This article from the Richmond Fed is well worth a read:
A large portion of the safety net is ambiguous and implicit, however, meaning that it is not spelled out in advance. For decades the federal government has proven its willingness to intervene with emergency loans when institutions seen as "too big to fail" (TBTF) are on the brink of collapse. Market participants conduct their business making educated guesses about which institutions may be supported in times of distress.
Indeed. At least Richmond has identified the decades-long problem, and not tried to pin this on the last couple of years. In fact, the modern era of "too big to fail" began with Continental Illinois.
Why?
Remember, the FDIC exists to protect depositors. But it has no "or else" in its governing laws, just as the Fed doesn't. As a consequence it is free to liberally interpret its mandate -- and it does. That interpretation has, since Continental Illinois, included tilting resolution choices toward protecting boldholders.
Then there's Paul Volcker, who allowed banks to lie about balance sheets -- intentionally -- when they got in trouble so they could earn their way out of the hole. Yes, he threatened to close them if they didn't get their butts in gear on recapitalizing, but the fact of the matter is that the institutions in question were bankrupt, and he willfully and intentionally ignored that.
And of course we have Lehman, which The NY Fed had to know was functionally bankrupt over a month before it blew up, because Citibank refused a tri-party repo transaction with Lehman over the lack of acceptable collateral. By definition, a tri-party repo involves the third party, in this case the New York Fed. So Geithner and the NY Fed (and thus the FOMC) had to know (or willfully averted their eyes) that Lehman was bust -- well before the public knew.

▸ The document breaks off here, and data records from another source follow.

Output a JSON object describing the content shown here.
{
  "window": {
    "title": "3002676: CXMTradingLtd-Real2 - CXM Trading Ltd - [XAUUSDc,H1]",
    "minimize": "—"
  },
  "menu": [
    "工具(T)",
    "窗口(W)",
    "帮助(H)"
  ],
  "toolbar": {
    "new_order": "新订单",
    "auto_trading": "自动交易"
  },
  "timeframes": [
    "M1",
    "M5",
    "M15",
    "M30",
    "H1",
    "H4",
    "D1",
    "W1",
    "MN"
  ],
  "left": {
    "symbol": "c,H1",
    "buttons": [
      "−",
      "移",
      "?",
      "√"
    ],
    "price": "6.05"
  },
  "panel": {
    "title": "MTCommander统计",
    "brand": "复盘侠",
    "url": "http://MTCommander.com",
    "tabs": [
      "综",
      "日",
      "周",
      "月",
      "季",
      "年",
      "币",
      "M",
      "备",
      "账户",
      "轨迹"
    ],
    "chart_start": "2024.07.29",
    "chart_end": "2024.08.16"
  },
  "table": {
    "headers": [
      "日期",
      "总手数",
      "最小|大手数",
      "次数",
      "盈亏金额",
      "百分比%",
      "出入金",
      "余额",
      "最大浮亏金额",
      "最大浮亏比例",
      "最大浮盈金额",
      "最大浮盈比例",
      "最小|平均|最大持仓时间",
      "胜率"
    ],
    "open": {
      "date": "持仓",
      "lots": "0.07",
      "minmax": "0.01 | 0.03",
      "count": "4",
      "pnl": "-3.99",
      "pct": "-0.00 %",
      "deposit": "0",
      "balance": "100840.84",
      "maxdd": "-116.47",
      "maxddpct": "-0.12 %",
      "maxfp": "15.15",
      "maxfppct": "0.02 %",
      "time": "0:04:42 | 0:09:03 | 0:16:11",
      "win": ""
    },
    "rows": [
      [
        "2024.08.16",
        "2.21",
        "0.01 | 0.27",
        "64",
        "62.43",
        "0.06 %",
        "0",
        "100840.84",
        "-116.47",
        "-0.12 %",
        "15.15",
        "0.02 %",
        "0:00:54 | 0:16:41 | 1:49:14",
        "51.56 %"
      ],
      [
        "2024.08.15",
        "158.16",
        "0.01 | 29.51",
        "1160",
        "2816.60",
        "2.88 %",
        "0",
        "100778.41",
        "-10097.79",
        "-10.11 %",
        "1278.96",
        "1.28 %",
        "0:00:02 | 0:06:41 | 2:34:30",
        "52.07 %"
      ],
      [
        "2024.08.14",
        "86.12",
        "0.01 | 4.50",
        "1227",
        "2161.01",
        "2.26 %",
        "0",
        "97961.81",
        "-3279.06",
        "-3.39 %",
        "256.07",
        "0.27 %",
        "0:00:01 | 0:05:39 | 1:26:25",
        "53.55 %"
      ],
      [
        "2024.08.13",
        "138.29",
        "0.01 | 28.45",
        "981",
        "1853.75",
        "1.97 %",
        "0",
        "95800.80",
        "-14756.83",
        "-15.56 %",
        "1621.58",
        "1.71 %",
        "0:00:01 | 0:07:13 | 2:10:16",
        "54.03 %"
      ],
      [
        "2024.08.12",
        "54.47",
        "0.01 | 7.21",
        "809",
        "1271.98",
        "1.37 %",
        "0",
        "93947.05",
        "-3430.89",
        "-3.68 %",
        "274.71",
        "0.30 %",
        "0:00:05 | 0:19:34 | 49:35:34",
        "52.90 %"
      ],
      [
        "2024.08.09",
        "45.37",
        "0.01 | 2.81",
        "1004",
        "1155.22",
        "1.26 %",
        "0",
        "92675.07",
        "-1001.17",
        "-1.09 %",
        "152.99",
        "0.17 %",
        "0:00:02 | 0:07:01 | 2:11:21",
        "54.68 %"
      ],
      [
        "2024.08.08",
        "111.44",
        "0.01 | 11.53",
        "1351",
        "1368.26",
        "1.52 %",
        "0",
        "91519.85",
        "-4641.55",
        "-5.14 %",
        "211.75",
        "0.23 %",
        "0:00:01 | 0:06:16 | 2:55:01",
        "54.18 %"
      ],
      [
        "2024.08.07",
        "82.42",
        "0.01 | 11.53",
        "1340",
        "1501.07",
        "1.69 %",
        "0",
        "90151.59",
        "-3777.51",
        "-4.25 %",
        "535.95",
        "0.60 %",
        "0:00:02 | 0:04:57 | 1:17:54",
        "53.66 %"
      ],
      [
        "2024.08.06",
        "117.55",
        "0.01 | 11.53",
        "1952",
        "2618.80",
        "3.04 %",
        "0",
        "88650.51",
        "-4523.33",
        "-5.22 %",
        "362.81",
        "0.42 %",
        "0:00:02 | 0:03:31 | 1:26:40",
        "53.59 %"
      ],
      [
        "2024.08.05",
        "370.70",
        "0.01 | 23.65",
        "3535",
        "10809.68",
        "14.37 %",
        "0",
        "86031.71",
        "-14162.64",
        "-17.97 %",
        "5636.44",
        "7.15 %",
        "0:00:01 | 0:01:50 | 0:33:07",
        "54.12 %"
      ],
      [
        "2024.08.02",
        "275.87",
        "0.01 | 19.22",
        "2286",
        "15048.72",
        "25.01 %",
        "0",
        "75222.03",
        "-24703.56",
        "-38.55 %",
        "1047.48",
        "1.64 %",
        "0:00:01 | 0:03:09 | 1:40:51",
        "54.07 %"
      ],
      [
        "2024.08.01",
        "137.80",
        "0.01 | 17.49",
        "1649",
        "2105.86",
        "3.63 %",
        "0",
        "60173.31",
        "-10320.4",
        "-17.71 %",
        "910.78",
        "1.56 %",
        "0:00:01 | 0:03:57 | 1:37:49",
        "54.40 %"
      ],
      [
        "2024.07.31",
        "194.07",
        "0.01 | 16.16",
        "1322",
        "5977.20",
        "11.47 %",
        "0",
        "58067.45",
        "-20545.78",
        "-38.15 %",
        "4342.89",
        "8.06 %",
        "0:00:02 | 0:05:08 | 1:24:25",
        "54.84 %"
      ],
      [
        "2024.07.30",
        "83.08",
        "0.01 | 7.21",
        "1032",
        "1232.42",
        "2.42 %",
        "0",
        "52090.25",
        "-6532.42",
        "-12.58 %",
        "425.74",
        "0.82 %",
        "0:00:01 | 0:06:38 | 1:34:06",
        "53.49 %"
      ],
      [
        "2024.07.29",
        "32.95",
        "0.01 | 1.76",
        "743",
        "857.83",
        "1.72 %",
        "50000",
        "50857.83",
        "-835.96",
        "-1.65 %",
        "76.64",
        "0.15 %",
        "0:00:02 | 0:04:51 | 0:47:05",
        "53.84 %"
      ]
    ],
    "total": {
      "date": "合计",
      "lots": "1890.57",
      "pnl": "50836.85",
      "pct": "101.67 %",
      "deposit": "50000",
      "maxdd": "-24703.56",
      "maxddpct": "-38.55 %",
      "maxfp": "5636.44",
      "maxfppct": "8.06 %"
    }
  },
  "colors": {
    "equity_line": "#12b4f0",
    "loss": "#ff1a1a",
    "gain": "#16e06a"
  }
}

The problem with protecting bondholders is that there's no reason for a bondholder to care what a bank is doing with his money if he has no risk of loss. When the government will step in and make him whole by twisting the law, and the mandates allegedly in the charters of their institutions to prevent realizing losses that should fall upon bondholders, market discipline is eviscerated.
At the root of these problems is the lack of sanction. "Prompt Corrective Action" (12 USC Section 1831o) contains the word "shall" peppered liberally through its text. But not once does the phrase "or else" (or its equivalent) appear.
Likewise, the Fed's charter contains the word "shall" in the mandate to maintain stable prices. Yet nowhere in the Federal Reserve Act does the phrase "or else" appear.
While I am glad to see articles such as the Richmond Fed published, my cynicism is unbroken. Until we see "or else" appear in partnership with each "shall" in federal regulation and law, there will be no end to the looting. An alleged law without an "or else" is no law at all -- it is a mere suggestion, and both can be and will be violated whenever the political winds so suggest.